A quand une antenne administrative ?

Les citoyens d’Ikedjane souffrent le martyr depuis 62 pour établir un document administratif relevant du domaine et prérogatives de la mairie.

Pour ce faire, il faut faire toute une gymnastique pour se rendre au chef-lieu de la commune où est situé le siège de la municipalité, lequel est situé à plus de sept (07) kms et qui n’est malheureusement pas desservi par une ligne directe du transport de voyageurs.

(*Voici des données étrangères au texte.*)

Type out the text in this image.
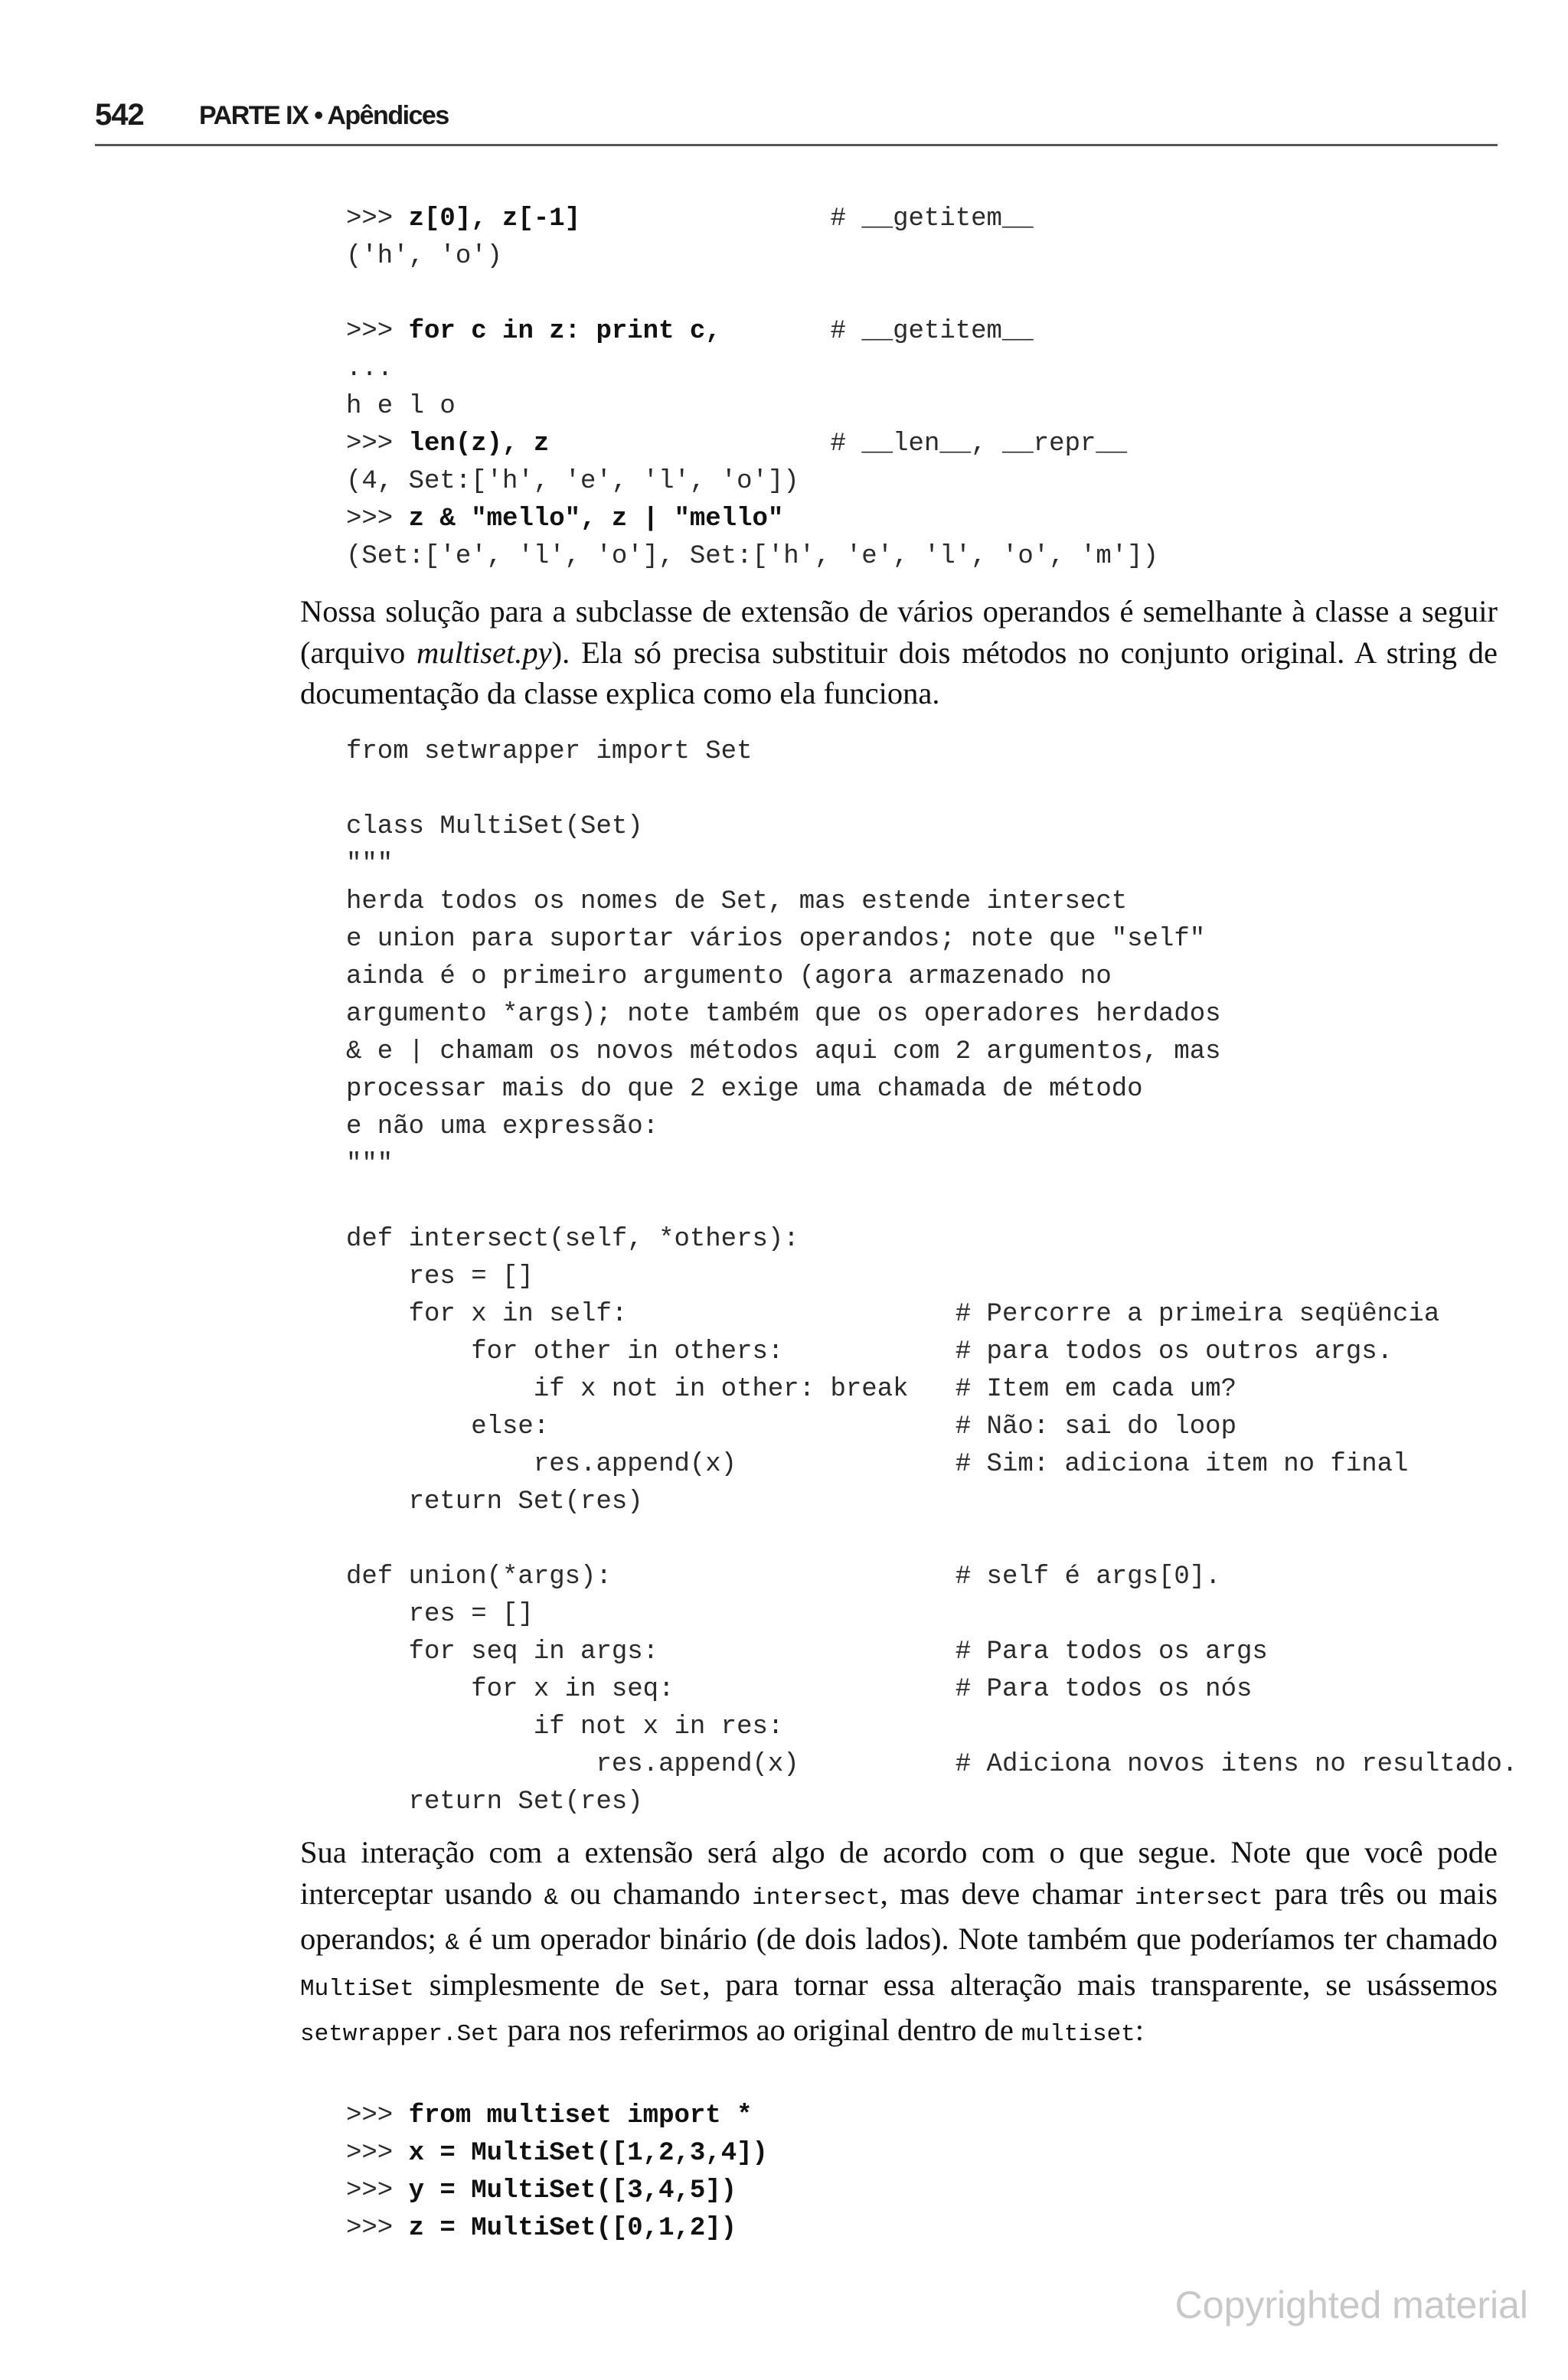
542 PARTE IX • Apêndices
>>> z[0], z[-1]                # __getitem__
('h', 'o')
>>> for c in z: print c,       # __getitem__
...
h e l o
>>> len(z), z                  # __len__, __repr__
(4, Set:['h', 'e', 'l', 'o'])
>>> z & "mello", z | "mello"
(Set:['e', 'l', 'o'], Set:['h', 'e', 'l', 'o', 'm'])

Nossa solução para a subclasse de extensão de vários operandos é semelhante à classe a seguir (arquivo multiset.py). Ela só precisa substituir dois métodos no conjunto original. A string de documentação da classe explica como ela funciona.

from setwrapper import Set
class MultiSet(Set)
"""
herda todos os nomes de Set, mas estende intersect
e union para suportar vários operandos; note que "self"
ainda é o primeiro argumento (agora armazenado no
argumento *args); note também que os operadores herdados
& e | chamam os novos métodos aqui com 2 argumentos, mas
processar mais do que 2 exige uma chamada de método
e não uma expressão:
"""
def intersect(self, *others):
res = []
for x in self:                     # Percorre a primeira seqüência
for other in others:           # para todos os outros args.
if x not in other: break   # Item em cada um?
else:                          # Não: sai do loop
res.append(x)              # Sim: adiciona item no final
return Set(res)
def union(*args):                      # self é args[0].
res = []
for seq in args:                   # Para todos os args
for x in seq:                  # Para todos os nós
if not x in res:
res.append(x)          # Adiciona novos itens no resultado.
return Set(res)

Sua interação com a extensão será algo de acordo com o que segue. Note que você pode interceptar usando & ou chamando intersect, mas deve chamar intersect para três ou mais operandos; & é um operador binário (de dois lados). Note também que poderíamos ter chamado MultiSet simplesmente de Set, para tornar essa alteração mais transparente, se usássemos setwrapper.Set para nos referirmos ao original dentro de multiset:

>>> from multiset import *
>>> x = MultiSet([1,2,3,4])
>>> y = MultiSet([3,4,5])
>>> z = MultiSet([0,1,2])
Copyrighted material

Pour s’y rendre, le citoyen a le choix entre deux options, aussi fatigantes et coûteuses l’une que l’autre : soit faire le trajet jusqu’à la ville de Sidi Aïch sur plus de 18 kms à 30 DA la place pour ensuite rallier le chef-lieu (Hammam Sillal) sur près de 10 km à 25 DA en prenant place sur une navette assurant la liaison avec la localité de Tifra ou s’arrêter à mi-chemin à une distance de 6 kms et faire le reste du trajet en stop ou bien à pied, ce qui fera de vous un roi du demi-fond après quelques mois de pratique seulement, notamment si vous êtes adepte des dossiers administratifs comme ce fut le cas pour les chômeurs à la recherche d’emploi ; à moins que vous ne diposez d’un véhicule personnel ou bien louer les services d’un taxi clandestin à plus de 250 DA. Alors pas besoin d’être un comptable pour déduire qu’un acte de naissance ou une fiche familiale reviennent à un citoyen lambda, qui a la malchance d’habiter la région d’Ikedjane à plus de 120 DA de frais de transport et plus d’une demi-journée et ses nerfs seront mis à rude épreuve, notamment une fois sur place. Et si par contre le brave citoyen est du troisième âge, là les choses se compliquent davantage.

Pour rappel, un local a été réalisé à cet effet au début des années 90, A Ighil n’Talla.

Il es resté fermé pendant des années, pour des raisons obscures, jusqu’au jour où les autorités locales ont décidé de le transformer en centre de soins.

« Il est utile de signaler et de rappeler au besoin aux élus a la tête de l’actuelle APC que ce point, à savoir la réalisation d’une antenne (annexe) administrative pour la région d’Ikedjane, était l’une des pierres angulaires de leur programme de campagne pendant les municipales de novembre de l’année écoulée », dira un citoyen de la région.

Si ce projet venait à être réalisé, cela rapprochera davantage les citoyens de l’un des services administratifs les plus vitaux et apaisera un tant soit peu les souffrances et manques flagrants en divers domaines.